Waspada, Bibit Siklon 97S Picu Ancaman Cuaca Ekstrem di NTT Sepekan ke Depan

oleh
Angin dan gelombang tinggi-Foto: ilustrasi waingapu.com

Kupang, Waingapu.Com-Wilayah Nusa Tenggara Timur (NTT) resmi memasuki fase paling rawan cuaca ekstrem pada Januari 2026. Badan Meteorologi, Klimatologi, dan Geofisika (BMKG) mengingatkan masyarakat untuk meningkatkan kewaspadaan menyusul terpantau adanya Bibit Siklon Tropis 97S di utara Benua Australia.

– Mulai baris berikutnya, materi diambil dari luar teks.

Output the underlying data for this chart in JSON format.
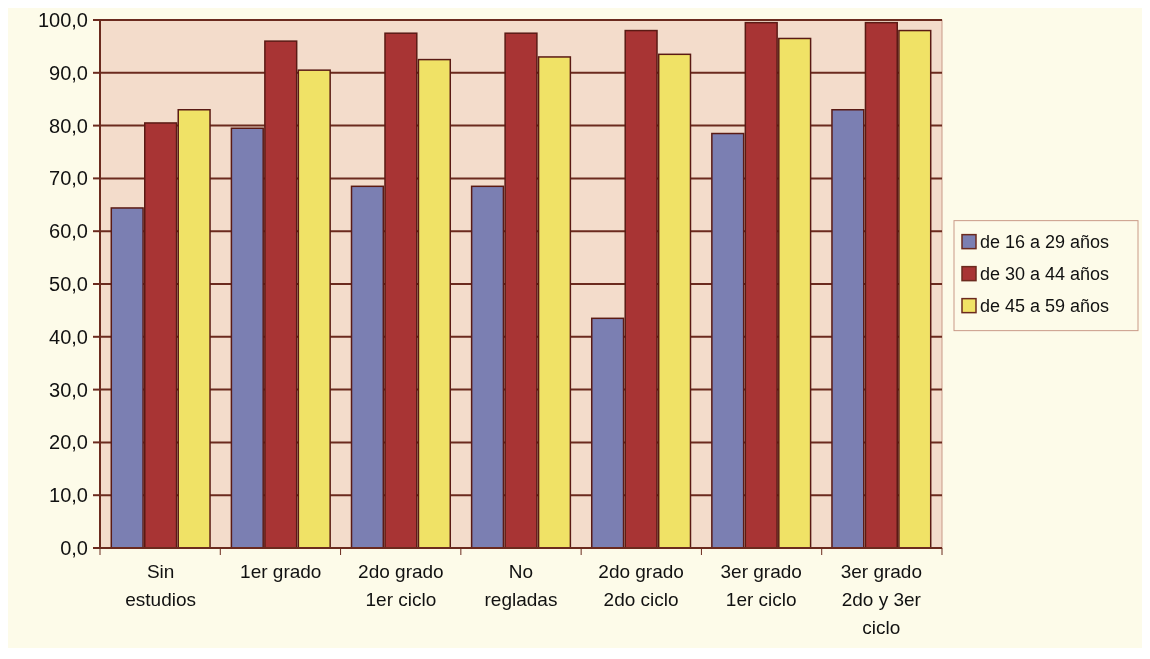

Fenomena atmosfer tersebut berpotensi berkembang menjadi siklon tropis yang memengaruhi pola angin di NTT. Dampaknya, hujan dengan intensitas sedang hingga sangat lebat diperkirakan terjadi secara meluas dalam periode 17–23 Januari 2026.

BMKG menjelaskan, Bibit Siklon 97S memicu terbentuknya daerah perlambatan dan pertemuan angin di wilayah NTT. Kondisi ini diperparah dengan menguatnya Monsun Asia serta aktifnya gelombang ekuatorial Rossby, Kelvin, dan Madden Julian Oscillation (MJO).

“Kombinasi dinamika atmosfer tersebut sangat mendukung pertumbuhan awan hujan berskala besar,” ujar Kepala Stasiun Meteorologi Kelas II El Tari Kupang, Sti Nenot’ek, dalam keterangan resminya yang diterima media ini, Minggu(18/1/2026).

BMKG memetakan hampir seluruh kabupaten dan kota di NTT masuk dalam zona waspada, mulai dari wilayah Flores, Timor, hingga Sumba. Potensi hujan lebat juga berpeluang disertai petir, kilat, dan angin kencang.

Daerah yang masuk dalam peringatan dini antara lain Manggarai Raya, Ngada, Ende, Sikka, Lembata, Flores Timur, Alor, Belu, Malaka, hingga Kota Kupang dan Kabupaten Kupang.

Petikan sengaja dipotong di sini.